We decided to choose the side panel that appears from the right for the forms to populate the data tables, so users can keep the context of the page.
Final designs
The final designs were designed and implemented with the MUI Design System. The Honeywell Developer Portal uses MUI, so we needed to remain consistent with what exists.
Navigation menu
Menu includes 3 main pages:
Package downloads
Products
Configuration manager
Package downloads
Package downloads house the product deployments that are ready to download; created by either Honeywell or customer engineers. If the product doesn't have a download, the user can create one by filling in the company name, product, version, and configuration.
Tasks to be done:
Create and download product packages
Manage (view, delete, and search) product packages
Products
To create a product deployment, the product must be created in the system first. The product will be listed in this page if it exists in the system; if not, it be created with the product's name, SBG (business group), and version.
Tasks to be done:
Create a new product
Manage (view, edit, delete, and search) through the user's or all products
Configuration manager
Each product deployment must also include a configuration—either default or custom. For custom configurations, the user can create a new instance with the SBG (business unit), product, version, alongside uploads for the configuration and custom parameter files.
Tasks to be done:
Create a new custom configuration
Manage (view, edit, delete, and search) through default and custom configurations
Final prototype demos
Add a new product
Personas: Honeywell SRE or Saas-Ops Engineer
Add a new configuration
Personas: Honeywell SRE
Conclusion
Outcome
I was able to quickly receive receive feedback since I was working directly with Honeywell engineers. I organized the designs into the respected pages and compiled all the MUI components I used for them to easily access in Figma.

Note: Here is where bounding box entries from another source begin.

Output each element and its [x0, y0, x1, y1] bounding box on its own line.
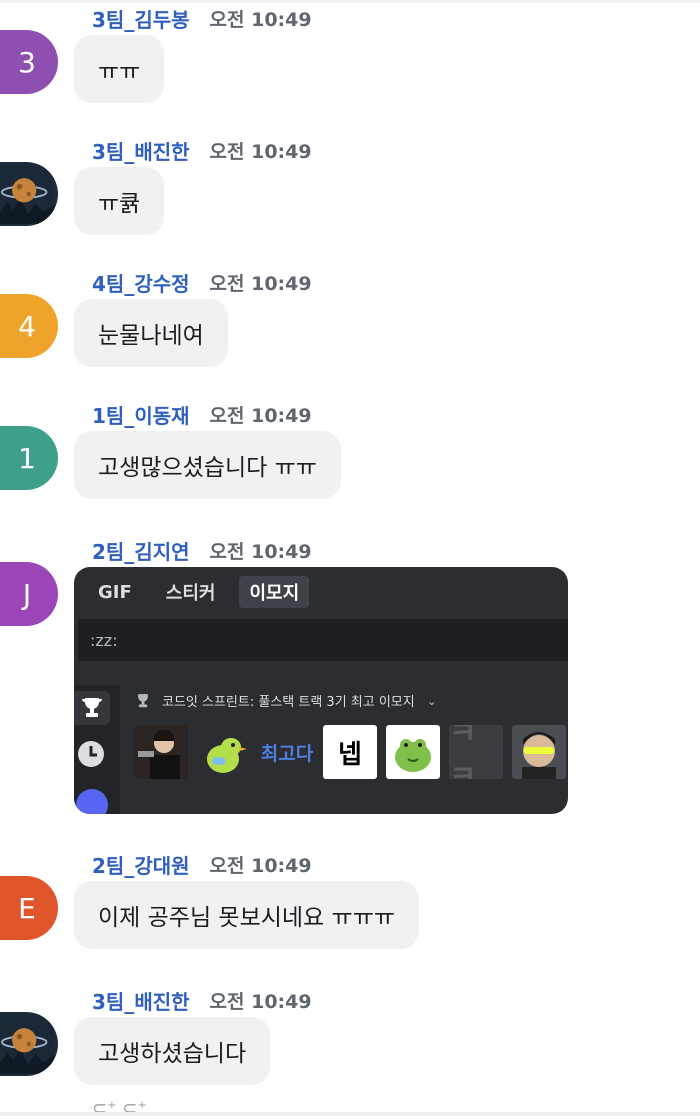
- avatar[interactable]: E: [0, 876, 58, 940]
- avatar[interactable]: 1: [0, 426, 58, 490]
- timestamp: 오전 10:49: [209, 140, 312, 163]
- emoji-nep: 넵: [323, 725, 377, 779]
- picker-tabs: GIF 스티커 이모지: [74, 567, 568, 617]
- timestamp: 오전 10:49: [209, 8, 312, 31]
- message-header: 3팀_배진한 오전 10:49: [92, 135, 312, 165]
- server-icon: [76, 789, 108, 814]
- message-bubble[interactable]: ㅠ큙: [74, 167, 165, 235]
- avatar-initial: 3: [18, 45, 36, 79]
- message-header: 1팀_이동재 오전 10:49: [92, 399, 312, 429]
- avatar[interactable]: 3: [0, 30, 58, 94]
- avatar[interactable]: [0, 1012, 58, 1076]
- author-name[interactable]: 3팀_김두봉: [92, 4, 190, 33]
- picker-sidebar: [74, 685, 120, 814]
- person-aiming-emoji: [134, 725, 188, 779]
- emoji-row: 최고다 넵 ㅋㅋ: [134, 725, 568, 785]
- trophy-icon: [74, 691, 110, 725]
- clock-icon: [74, 737, 108, 771]
- avatar-initial: J: [22, 577, 32, 611]
- emoji-picker-screenshot[interactable]: GIF 스티커 이모지 :zz: 코드잇 스프린트: 풀스택 트랙 3기 최고 …: [74, 567, 568, 814]
- message-header: 2팀_김지연 오전 10:49: [92, 535, 312, 565]
- message-bubble[interactable]: 고생하셨습니다: [74, 1017, 271, 1085]
- timestamp: 오전 10:49: [209, 990, 312, 1013]
- avatar[interactable]: [0, 162, 58, 226]
- tab-sticker: 스티커: [165, 583, 216, 604]
- emoji-kk: ㅋㅋ: [449, 725, 503, 779]
- author-name[interactable]: 2팀_김지연: [92, 536, 190, 565]
- avatar-initial: 1: [18, 441, 36, 475]
- avatar-initial: E: [18, 891, 36, 925]
- chevron-down-icon: ⌄: [426, 693, 437, 708]
- message-header: 3팀_김두봉 오전 10:49: [92, 3, 312, 33]
- message-bubble[interactable]: 이제 공주님 못보시네요 ㅠㅠㅠ: [74, 881, 420, 949]
- message-header: 3팀_배진한 오전 10:49: [92, 985, 312, 1015]
- tab-gif: GIF: [98, 581, 132, 603]
- message-bubble[interactable]: ㅠㅠ: [74, 35, 165, 103]
- author-name[interactable]: 3팀_배진한: [92, 986, 190, 1015]
- message-header: 4팀_강수정 오전 10:49: [92, 267, 312, 297]
- sunglasses-person-emoji: [512, 725, 566, 779]
- author-name[interactable]: 3팀_배진한: [92, 136, 190, 165]
- timestamp: 오전 10:49: [209, 540, 312, 563]
- tab-emoji: 이모지: [239, 576, 310, 608]
- planet-avatar-icon: [0, 164, 54, 224]
- green-bird-emoji: [197, 725, 251, 779]
- picker-category: 코드잇 스프린트: 풀스택 트랙 3기 최고 이모지 ⌄: [134, 691, 437, 710]
- bottom-divider: [0, 1112, 700, 1116]
- avatar[interactable]: 4: [0, 294, 58, 358]
- message-bubble[interactable]: 고생많으셨습니다 ㅠㅠ: [74, 431, 341, 499]
- author-name[interactable]: 4팀_강수정: [92, 268, 190, 297]
- emoji-choigoda: 최고다: [260, 725, 314, 779]
- message-header: 2팀_강대원 오전 10:49: [92, 849, 312, 879]
- green-frog-emoji: [386, 725, 440, 779]
- planet-avatar-icon: [0, 1014, 54, 1074]
- message-bubble[interactable]: 눈물나네여: [74, 299, 228, 367]
- avatar[interactable]: J: [0, 562, 58, 626]
- category-label: 코드잇 스프린트: 풀스택 트랙 3기 최고 이모지: [162, 695, 415, 710]
- avatar-initial: 4: [18, 309, 36, 343]
- timestamp: 오전 10:49: [209, 272, 312, 295]
- timestamp: 오전 10:49: [209, 854, 312, 877]
- picker-search-field: :zz:: [78, 619, 568, 661]
- timestamp: 오전 10:49: [209, 404, 312, 427]
- trophy-small-icon: [138, 693, 148, 707]
- author-name[interactable]: 1팀_이동재: [92, 400, 190, 429]
- author-name[interactable]: 2팀_강대원: [92, 850, 190, 879]
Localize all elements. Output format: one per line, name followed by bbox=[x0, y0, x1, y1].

More engineering teams want to use the Airgap Portal to deploy new versions and configurations to their customers.
Lessons learned
This work was a different project for me to take on since it was outside my assigned product at Honeywell.
I learned about new processes that happen at Honeywell that my engineering counterparts do within their daily work. I was fortunate that the people I worked with on the Airgap Portal were some of the end-users, so I was able to get valid feedback and direction from them.